Ci vogliono soldi, tanti soldi, un lavoro diplomatico in cui lo Stato pretenda spazio vitale per l’ Italia in aviazione e garanzie precise, di collegamenti con il resto del mondo e non occupazionali, con il partner senza il quale non è pensabile sopravvivere. Bisogna prendere le decisioni che per anni sono state respinte, chiudere gli aeroporti che vivono solo per accontentare i politici locali, eliminare i sussidi che vengono erogati alle linee aree che fanno voli per cui non ci sarebbe domanda, dare ad Alitalia a Milano una seconda gamba su cui appoggiare la propria attività intercontinentale, chiudendo Linate come non si è fatto nel lontano 1998, tagliare le furberie come il quasi-monopolio che è restato sulla Milano-Roma, dire no ai protezionismi, imporre che il vettore si renda competitivo, probabilmente mandare a quel paese Air France, che è sempre stata un fidanzato prepotente, ora è pure un fidanzato povero e cacciatore di dote.

Ci troviamo in una situazione analoga a quella in cui Monti fece la riforma delle pensioni che era urgente già vent’ anni prima.
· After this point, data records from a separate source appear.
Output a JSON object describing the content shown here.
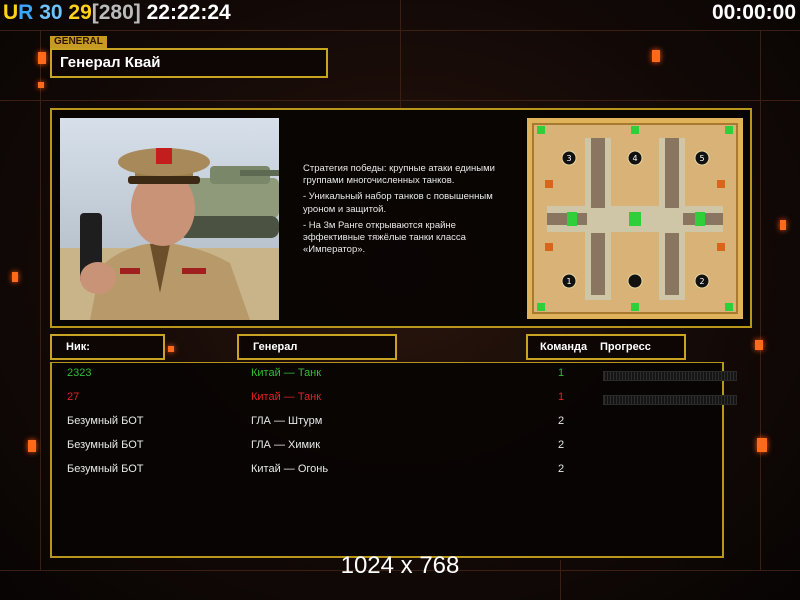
{
  "hud": {
    "ur_u": "U",
    "ur_r": "R",
    "fps_a": "30",
    "fps_b": "29",
    "fps_c": "[280]",
    "clock": "22:22:24",
    "timer": "00:00:00"
  },
  "general": {
    "tag": "GENERAL",
    "name": "Генерал Квай",
    "desc1": "Стратегия победы: крупные атаки едиными группами многочисленных танков.",
    "desc2": "- Уникальный набор танков с повышенным уроном и защитой.",
    "desc3": "- На 3м Ранге открываются крайне эффективные тяжёлые танки класса «Император»."
  },
  "minimap": {
    "spots": [
      "1",
      "2",
      "3",
      "4",
      "5"
    ]
  },
  "table": {
    "col_nick": "Ник:",
    "col_general": "Генерал",
    "col_team": "Команда",
    "col_progress": "Прогресс",
    "rows": [
      {
        "nick": "2323",
        "general": "Китай — Танк",
        "team": "1",
        "color": "#2fbf2f"
      },
      {
        "nick": "27",
        "general": "Китай — Танк",
        "team": "1",
        "color": "#e02424"
      },
      {
        "nick": "Безумный БОТ",
        "general": "ГЛА — Штурм",
        "team": "2",
        "color": "#e8e8e8"
      },
      {
        "nick": "Безумный БОТ",
        "general": "ГЛА — Химик",
        "team": "2",
        "color": "#e8e8e8"
      },
      {
        "nick": "Безумный БОТ",
        "general": "Китай — Огонь",
        "team": "2",
        "color": "#e8e8e8"
      }
    ]
  },
  "resolution": "1024 x 768",
  "colors": {
    "frame": "#b8961c",
    "accent": "#ff6a1a"
  }
}
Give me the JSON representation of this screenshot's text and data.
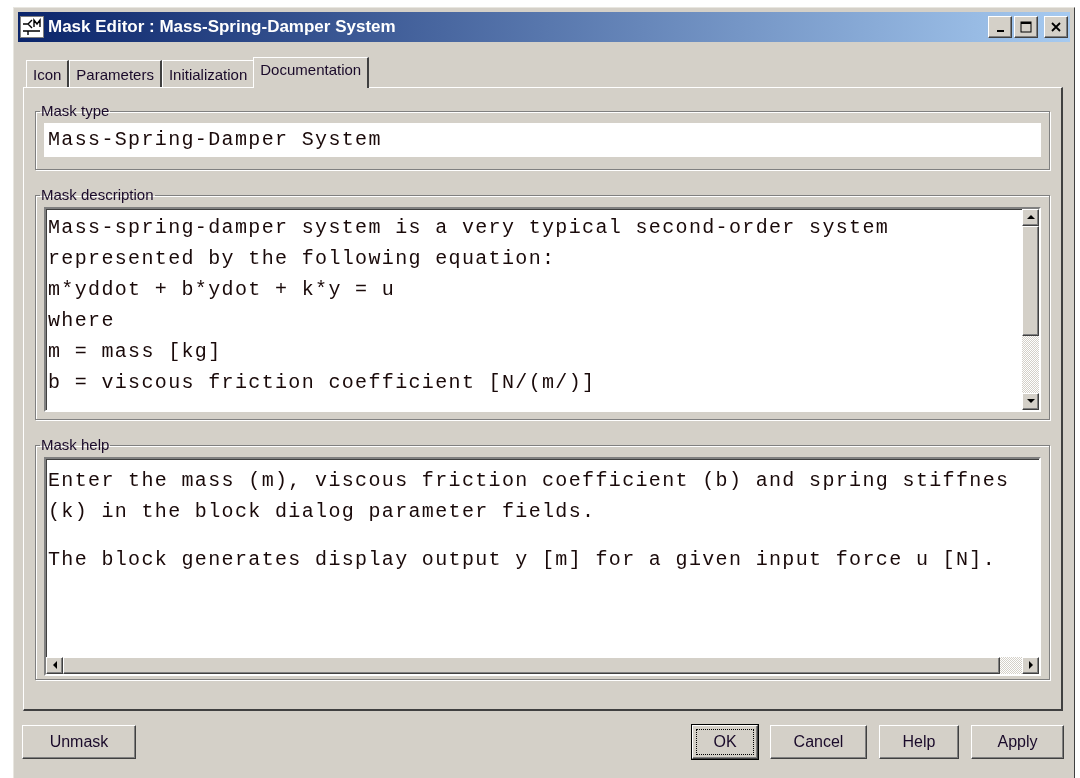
{
  "window": {
    "title": "Mask Editor : Mass-Spring-Damper System"
  },
  "tabs": [
    {
      "label": "Icon",
      "selected": false
    },
    {
      "label": "Parameters",
      "selected": false
    },
    {
      "label": "Initialization",
      "selected": false
    },
    {
      "label": "Documentation",
      "selected": true
    }
  ],
  "mask_type": {
    "label": "Mask type",
    "value": "Mass-Spring-Damper System"
  },
  "mask_description": {
    "label": "Mask description",
    "lines": [
      "Mass-spring-damper system is a very typical second-order system",
      "represented by the following equation:",
      "m*yddot + b*ydot + k*y = u",
      "where",
      "m = mass [kg]",
      "b = viscous friction coefficient [N/(m/)]"
    ]
  },
  "mask_help": {
    "label": "Mask help",
    "paragraphs": [
      [
        "Enter the mass (m), viscous friction coefficient (b) and spring stiffnes",
        "(k) in the block dialog parameter fields."
      ],
      [
        "The block generates display output y [m] for a given input force u [N]."
      ]
    ]
  },
  "buttons_left": [
    {
      "label": "Unmask",
      "default": false
    }
  ],
  "buttons_right": [
    {
      "label": "OK",
      "default": true
    },
    {
      "label": "Cancel",
      "default": false
    },
    {
      "label": "Help",
      "default": false
    },
    {
      "label": "Apply",
      "default": false
    }
  ]
}
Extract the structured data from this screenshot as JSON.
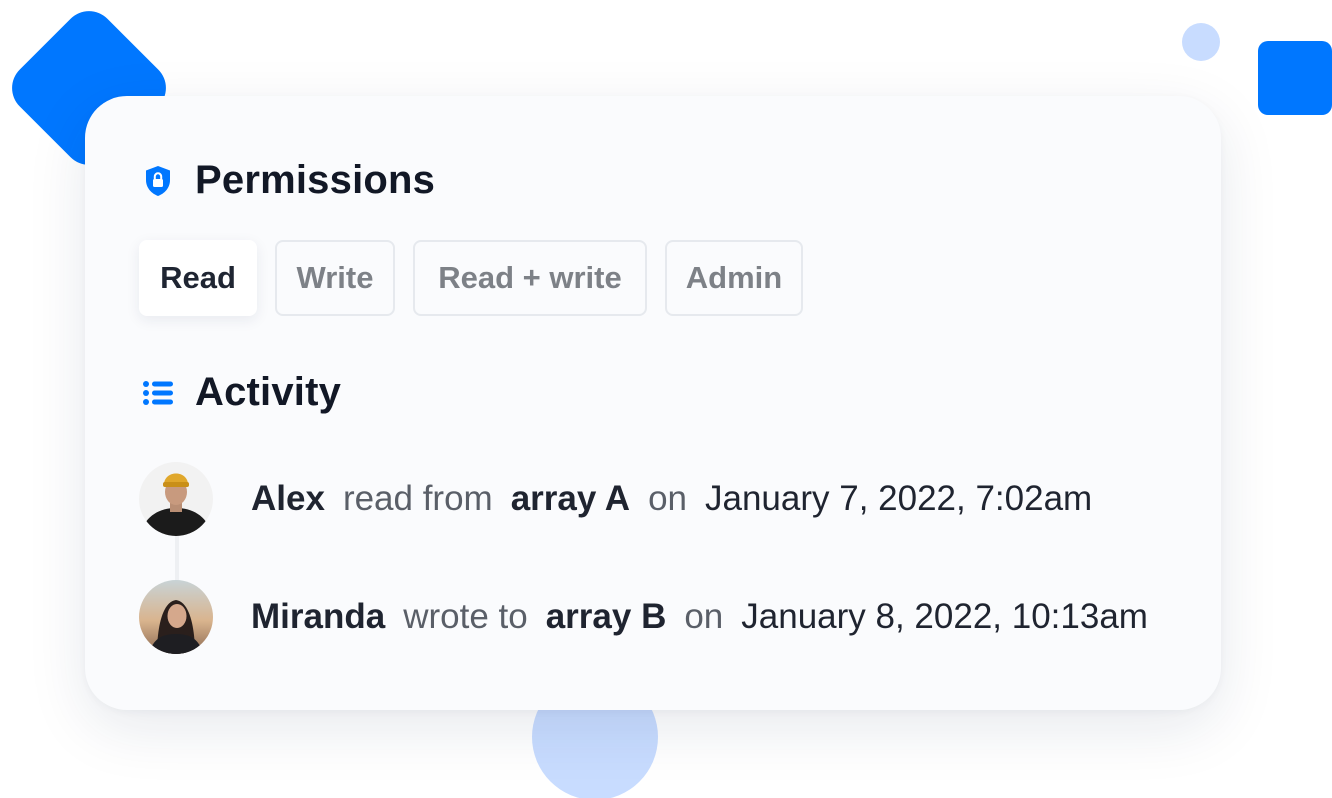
{
  "permissions": {
    "title": "Permissions",
    "icon": "shield-lock-icon",
    "tabs": [
      {
        "label": "Read",
        "active": true
      },
      {
        "label": "Write",
        "active": false
      },
      {
        "label": "Read + write",
        "active": false
      },
      {
        "label": "Admin",
        "active": false
      }
    ]
  },
  "activity": {
    "title": "Activity",
    "icon": "list-icon",
    "items": [
      {
        "user": "Alex",
        "action": "read from",
        "target": "array A",
        "on": "on",
        "date": "January 7, 2022, 7:02am"
      },
      {
        "user": "Miranda",
        "action": "wrote to",
        "target": "array B",
        "on": "on",
        "date": "January 8, 2022, 10:13am"
      }
    ]
  },
  "colors": {
    "accent": "#0077ff",
    "accent_light": "#c8dcff",
    "card_bg": "#fafbfd",
    "text": "#1f2430"
  }
}
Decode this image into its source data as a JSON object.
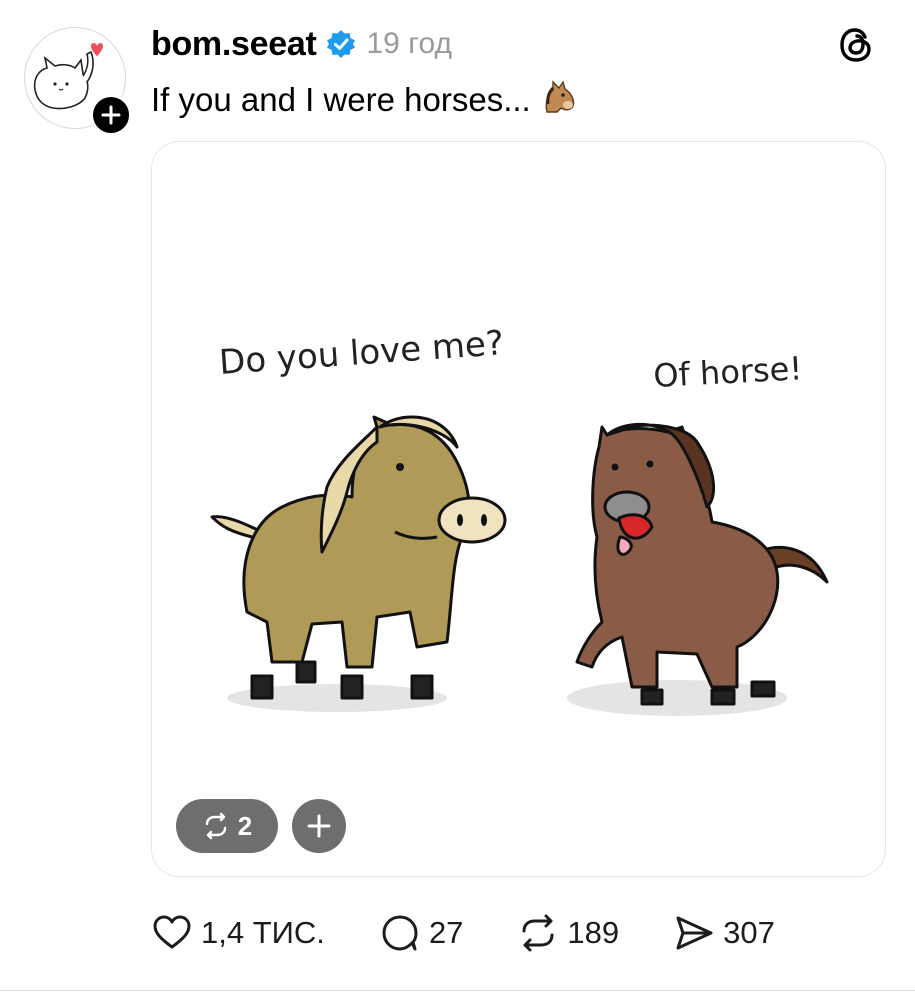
{
  "post": {
    "username": "bom.seeat",
    "timestamp": "19 год",
    "text": "If you and I were horses...",
    "text_emoji": "horse-face-emoji",
    "media": {
      "speech_left": "Do you love me?",
      "speech_right": "Of horse!",
      "repost_count": "2"
    },
    "actions": {
      "likes": "1,4 ТИС.",
      "comments": "27",
      "reposts": "189",
      "shares": "307"
    }
  },
  "icons": {
    "verified": "verified-badge-icon",
    "threads": "threads-logo-icon",
    "like": "heart-icon",
    "comment": "comment-bubble-icon",
    "repost": "repost-icon",
    "share": "send-icon"
  },
  "colors": {
    "verified_blue": "#1d9bf0",
    "timestamp_gray": "#9a9a9a",
    "pill_gray": "#6e6e6e",
    "horse_tan": "#b09a57",
    "horse_brown": "#8a5c47"
  }
}
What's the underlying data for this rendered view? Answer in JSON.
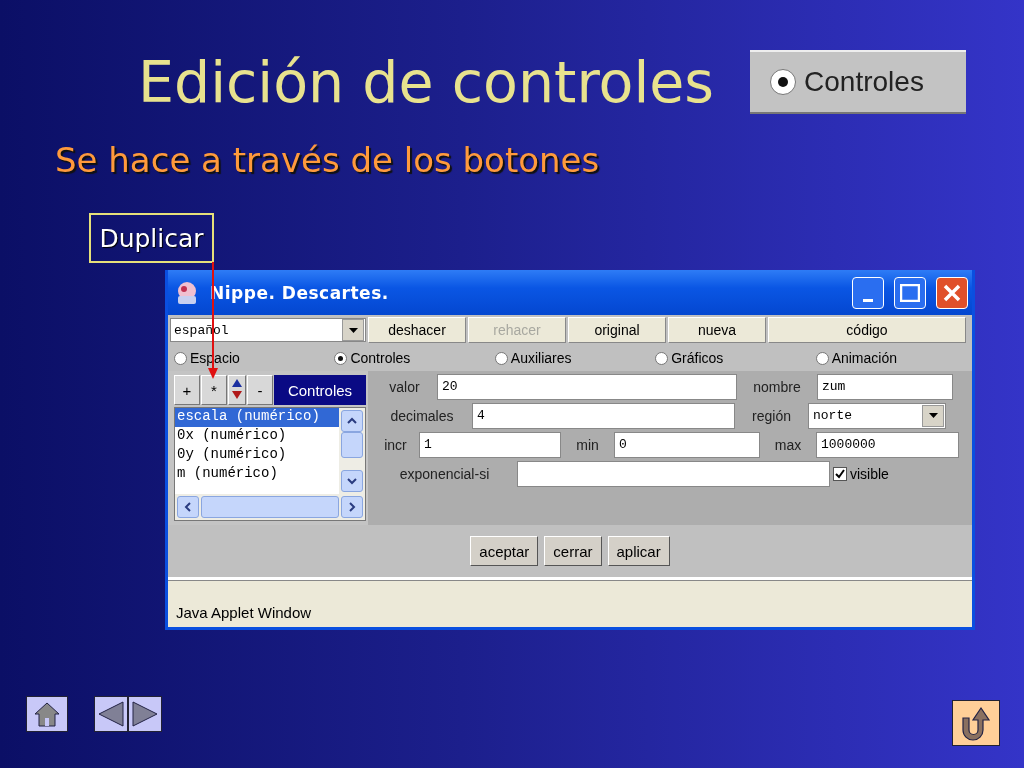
{
  "slide": {
    "title": "Edición de controles",
    "badge": {
      "label": "Controles",
      "selected": true
    },
    "subtitle": "Se hace a través de los botones",
    "callout": "Duplicar"
  },
  "window": {
    "title": "Nippe. Descartes.",
    "language": "español",
    "toolbar": [
      {
        "label": "deshacer",
        "disabled": false
      },
      {
        "label": "rehacer",
        "disabled": true
      },
      {
        "label": "original",
        "disabled": false
      },
      {
        "label": "nueva",
        "disabled": false
      },
      {
        "label": "código",
        "disabled": false
      }
    ],
    "tabs": [
      {
        "label": "Espacio",
        "selected": false
      },
      {
        "label": "Controles",
        "selected": true
      },
      {
        "label": "Auxiliares",
        "selected": false
      },
      {
        "label": "Gráficos",
        "selected": false
      },
      {
        "label": "Animación",
        "selected": false
      }
    ],
    "list_buttons": [
      {
        "kind": "button",
        "label": "+"
      },
      {
        "kind": "button",
        "label": "*"
      },
      {
        "kind": "updown"
      },
      {
        "kind": "button",
        "label": "-"
      }
    ],
    "list_header": "Controles",
    "list_items": [
      {
        "label": "escala (numérico)",
        "selected": true
      },
      {
        "label": "0x (numérico)",
        "selected": false
      },
      {
        "label": "0y (numérico)",
        "selected": false
      },
      {
        "label": "m (numérico)",
        "selected": false
      }
    ],
    "form": [
      [
        {
          "kind": "label",
          "text": "valor"
        },
        {
          "kind": "field",
          "value": "20"
        },
        {
          "kind": "label",
          "text": "nombre"
        },
        {
          "kind": "field",
          "value": "zum"
        }
      ],
      [
        {
          "kind": "label",
          "text": "decimales"
        },
        {
          "kind": "field",
          "value": "4"
        },
        {
          "kind": "label",
          "text": "región"
        },
        {
          "kind": "select",
          "value": "norte"
        }
      ],
      [
        {
          "kind": "label",
          "text": "incr"
        },
        {
          "kind": "field",
          "value": "1"
        },
        {
          "kind": "label",
          "text": "min"
        },
        {
          "kind": "field",
          "value": "0"
        },
        {
          "kind": "label",
          "text": "max"
        },
        {
          "kind": "field",
          "value": "1000000"
        }
      ],
      [
        {
          "kind": "label",
          "text": "exponencial-si"
        },
        {
          "kind": "field"
        },
        {
          "kind": "checkbox",
          "label": "visible",
          "checked": true
        }
      ]
    ],
    "buttons": [
      "aceptar",
      "cerrar",
      "aplicar"
    ],
    "status": "Java Applet Window"
  }
}
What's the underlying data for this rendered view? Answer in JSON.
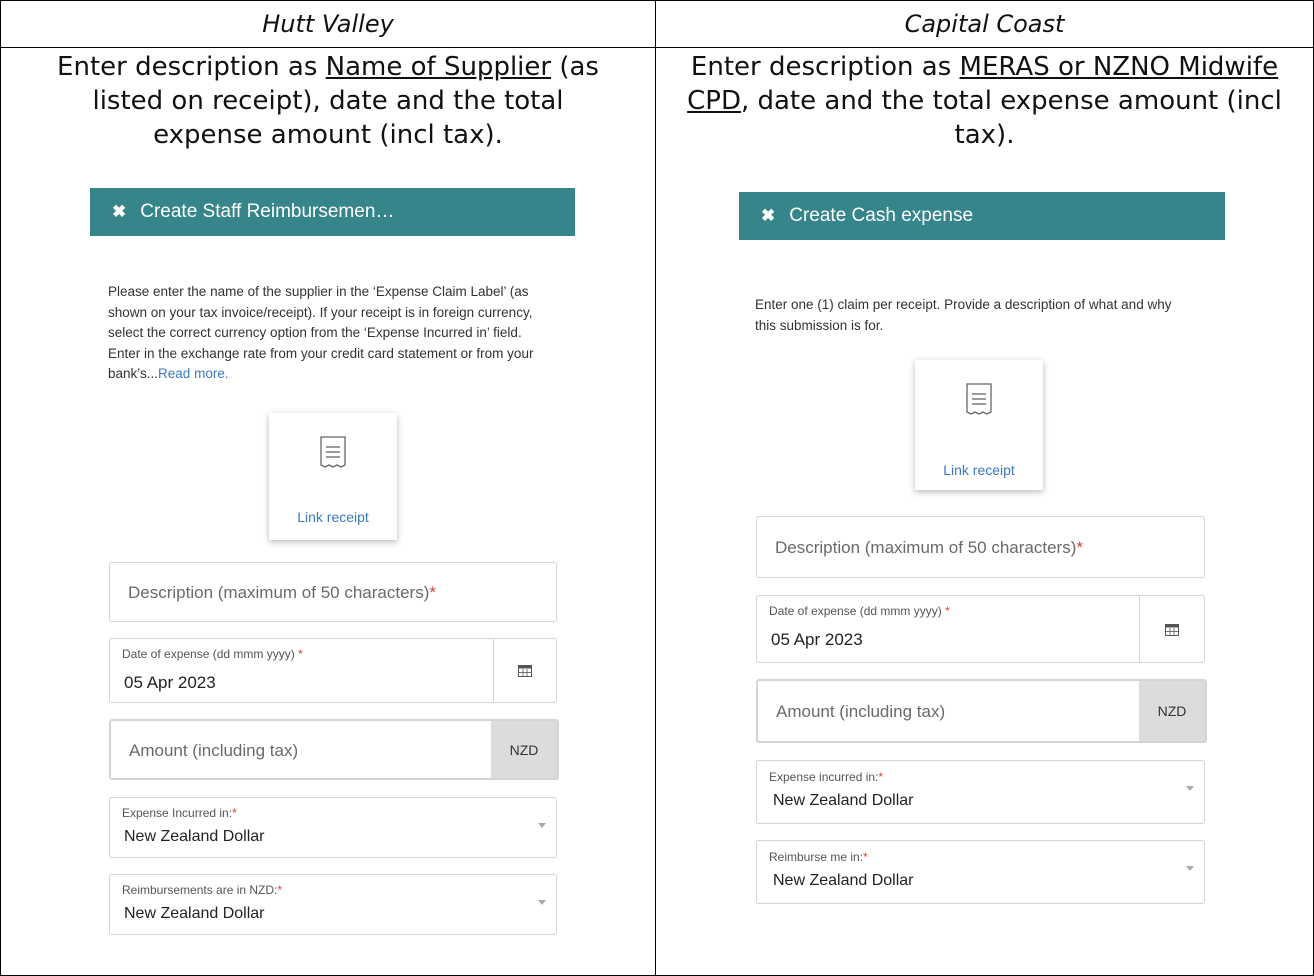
{
  "left": {
    "header": "Hutt Valley",
    "instruction": {
      "pre": "Enter description as ",
      "emph": "Name of Supplier",
      "post": " (as listed on receipt), date and the total expense amount (incl tax)."
    },
    "panel_title": "Create Staff Reimbursemen…",
    "help_text": "Please enter the name of the supplier in the ‘Expense Claim Label’ (as shown on your tax invoice/receipt). If your receipt is in foreign currency, select the correct currency option from the ‘Expense Incurred in’ field. Enter in the exchange rate from your credit card statement or from your bank’s...",
    "help_link": "Read more.",
    "receipt_label": "Link receipt",
    "description_placeholder": "Description (maximum of 50 characters)",
    "date_label": "Date of expense (dd mmm yyyy)",
    "date_value": "05 Apr 2023",
    "amount_placeholder": "Amount (including tax)",
    "currency_code": "NZD",
    "incurred_label": "Expense Incurred in:",
    "incurred_value": "New Zealand Dollar",
    "reimburse_label": "Reimbursements are in NZD:",
    "reimburse_value": "New Zealand Dollar"
  },
  "right": {
    "header": "Capital Coast",
    "instruction": {
      "pre": "Enter description as ",
      "emph": "MERAS or NZNO Midwife CPD",
      "post": ", date and the total expense amount (incl tax)."
    },
    "panel_title": "Create Cash expense",
    "help_text": "Enter one (1) claim per receipt. Provide a description of what and why this submission is for.",
    "receipt_label": "Link receipt",
    "description_placeholder": "Description (maximum of 50 characters)",
    "date_label": "Date of expense (dd mmm yyyy)",
    "date_value": "05 Apr 2023",
    "amount_placeholder": "Amount (including tax)",
    "currency_code": "NZD",
    "incurred_label": "Expense incurred in:",
    "incurred_value": "New Zealand Dollar",
    "reimburse_label": "Reimburse me in:",
    "reimburse_value": "New Zealand Dollar"
  },
  "required_mark": "*",
  "icons": {
    "close": "close-icon",
    "receipt": "receipt-icon",
    "calendar": "calendar-icon",
    "dropdown": "chevron-down-icon"
  },
  "colors": {
    "panel_header": "#35858a",
    "link": "#3a78c4",
    "required": "#d0453f"
  }
}
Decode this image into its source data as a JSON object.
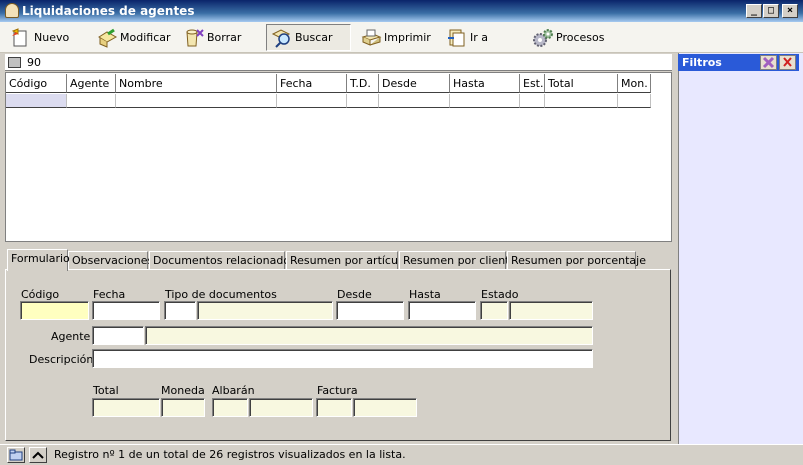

Ora o mai più, ma non se ne rende conto nessuno.

I contratti di solidarietà sono, in un certo senso, una presa in giro e, l’altro giorno, si è inaugurato a Comiso un aeroporto costoso e inutile doppione di quello di Catania. Arriveranno voli Ryanair sovvenzionati dalla fallimentare Regione Sicilia e pare che all’ Aquila ci sarà già quest’ estate un doppione del già poco indispensabile aeroporto di Pescara, con tutta probabilità con voli a carico della Regione Abruzzo. Qualcuno mi spieghi perché si erogheranno a Ryanair contributi pubblici per volare da Comiso a Roma, in concorrenza con i voli Alitalia da Catania.

Alitalia lentamente affonda e, come sul Titanic, gli Italiani ballano, al suono di uomini politici senza visione e senza coraggio, forse anche senza capacità di comprendere la necessità di fare scelte anche impopolari, di governare. Ci basta il contentino del taglio dello stipendio dei capi?